Doch sollte die Sonne tatsächlich ein Hawking-Stern ein, käme es ganz anders. In rund 2,5 Milliarden Jahren hätte das langsam wachsende Schwarze Loch in ihrem Inneren gerade mal rund 0,1 Prozent der Sonnenmasse verschlungen. „Dadurch kühlt sich der Sonnenkern ab und die Fusionsreaktionen hören auf“, schreiben die Garchinger Forscher. „Sterne, die in ihrem Zentrum ein schwarzes Loch haben, können dadurch erstaunlich lange leben.“

Warum kommt das Ende der Erde später, aber dennoch unausweichlich?

Für die Erde hätte dies einen positiven Effekt. Bei dem geschilderten klassischen Untergangsszenario würde sie sich der Sonne aufgrund ihrer Anziehungskraft und Masse immer mehr annähern, bis sie schließlich in deren Hülle eintaucht und verglüht. Anders beim Hawking-Stern: „Dies würde die Erde davor bewahren, von der aufgeblähten Roten Sonne verschlungen zu werden.“

Dennoch ist das Ende unausweichlich. Das Schwarze Loch im Sonneninneren wächst nämlich immer schneller. In rund sechs Milliarden Jahren könnte es ein Prozent der Sonnenmasse ausmachen. In rund acht Milliarden Jahren wäre es so groß, dass es die gesamte Sonne verschlingt. „Die Sonne wird dann zum Schwarzen Loch“, erklärt Earl Bellinger.

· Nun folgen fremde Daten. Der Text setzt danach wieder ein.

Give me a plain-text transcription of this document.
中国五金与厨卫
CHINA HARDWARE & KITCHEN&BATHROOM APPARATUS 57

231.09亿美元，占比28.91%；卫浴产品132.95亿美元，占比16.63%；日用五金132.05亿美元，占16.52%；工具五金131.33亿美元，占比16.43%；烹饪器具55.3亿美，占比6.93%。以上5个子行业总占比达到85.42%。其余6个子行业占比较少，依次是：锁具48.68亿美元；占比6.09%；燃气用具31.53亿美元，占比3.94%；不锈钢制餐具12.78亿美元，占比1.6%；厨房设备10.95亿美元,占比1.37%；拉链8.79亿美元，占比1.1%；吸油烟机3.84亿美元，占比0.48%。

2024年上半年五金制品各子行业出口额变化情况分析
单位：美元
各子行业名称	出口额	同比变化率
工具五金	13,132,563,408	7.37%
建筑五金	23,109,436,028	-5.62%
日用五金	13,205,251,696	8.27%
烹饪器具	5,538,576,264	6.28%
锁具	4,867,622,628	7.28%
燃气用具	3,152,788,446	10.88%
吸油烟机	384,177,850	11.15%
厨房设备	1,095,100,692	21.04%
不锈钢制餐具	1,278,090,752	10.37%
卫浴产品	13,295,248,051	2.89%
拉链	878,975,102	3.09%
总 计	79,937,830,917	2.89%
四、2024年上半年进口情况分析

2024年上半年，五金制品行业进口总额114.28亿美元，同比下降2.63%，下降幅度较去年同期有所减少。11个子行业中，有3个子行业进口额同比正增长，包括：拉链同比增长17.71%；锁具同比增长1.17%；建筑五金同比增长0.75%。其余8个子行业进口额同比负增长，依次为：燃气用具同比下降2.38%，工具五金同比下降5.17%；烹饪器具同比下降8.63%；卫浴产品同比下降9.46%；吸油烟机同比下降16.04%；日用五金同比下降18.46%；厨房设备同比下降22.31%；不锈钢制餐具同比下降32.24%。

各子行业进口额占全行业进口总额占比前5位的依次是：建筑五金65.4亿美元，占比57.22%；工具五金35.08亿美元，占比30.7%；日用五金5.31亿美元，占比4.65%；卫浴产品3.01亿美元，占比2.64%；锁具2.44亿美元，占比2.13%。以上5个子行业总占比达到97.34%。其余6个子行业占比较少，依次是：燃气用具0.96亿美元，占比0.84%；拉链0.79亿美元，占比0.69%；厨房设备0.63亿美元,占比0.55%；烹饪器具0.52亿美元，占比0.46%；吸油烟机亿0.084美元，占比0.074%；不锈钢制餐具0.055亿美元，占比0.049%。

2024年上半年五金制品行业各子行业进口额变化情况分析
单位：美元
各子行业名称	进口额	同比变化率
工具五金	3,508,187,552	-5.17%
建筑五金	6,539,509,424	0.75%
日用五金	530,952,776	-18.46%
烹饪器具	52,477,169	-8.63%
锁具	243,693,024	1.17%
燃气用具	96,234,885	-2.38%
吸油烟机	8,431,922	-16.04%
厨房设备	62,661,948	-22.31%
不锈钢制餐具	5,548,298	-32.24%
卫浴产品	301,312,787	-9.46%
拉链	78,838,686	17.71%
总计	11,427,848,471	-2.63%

Was das für die Erde bedeutet, kann man sich leicht ausmalen: Unser Planet wird er von der extremen Anziehungskraft des Schwarzen Lochs, das einst die Sonne war, angesaugt und dabei in lange Fäden gezogen. Astrophysiker nennen diesen wenig appetitlichen Vorgang „Spaghettifizierung“. Die Erde könnte also in ferner Zukunft als eine Art kosmische Nudelsuppe enden. Bon appetit!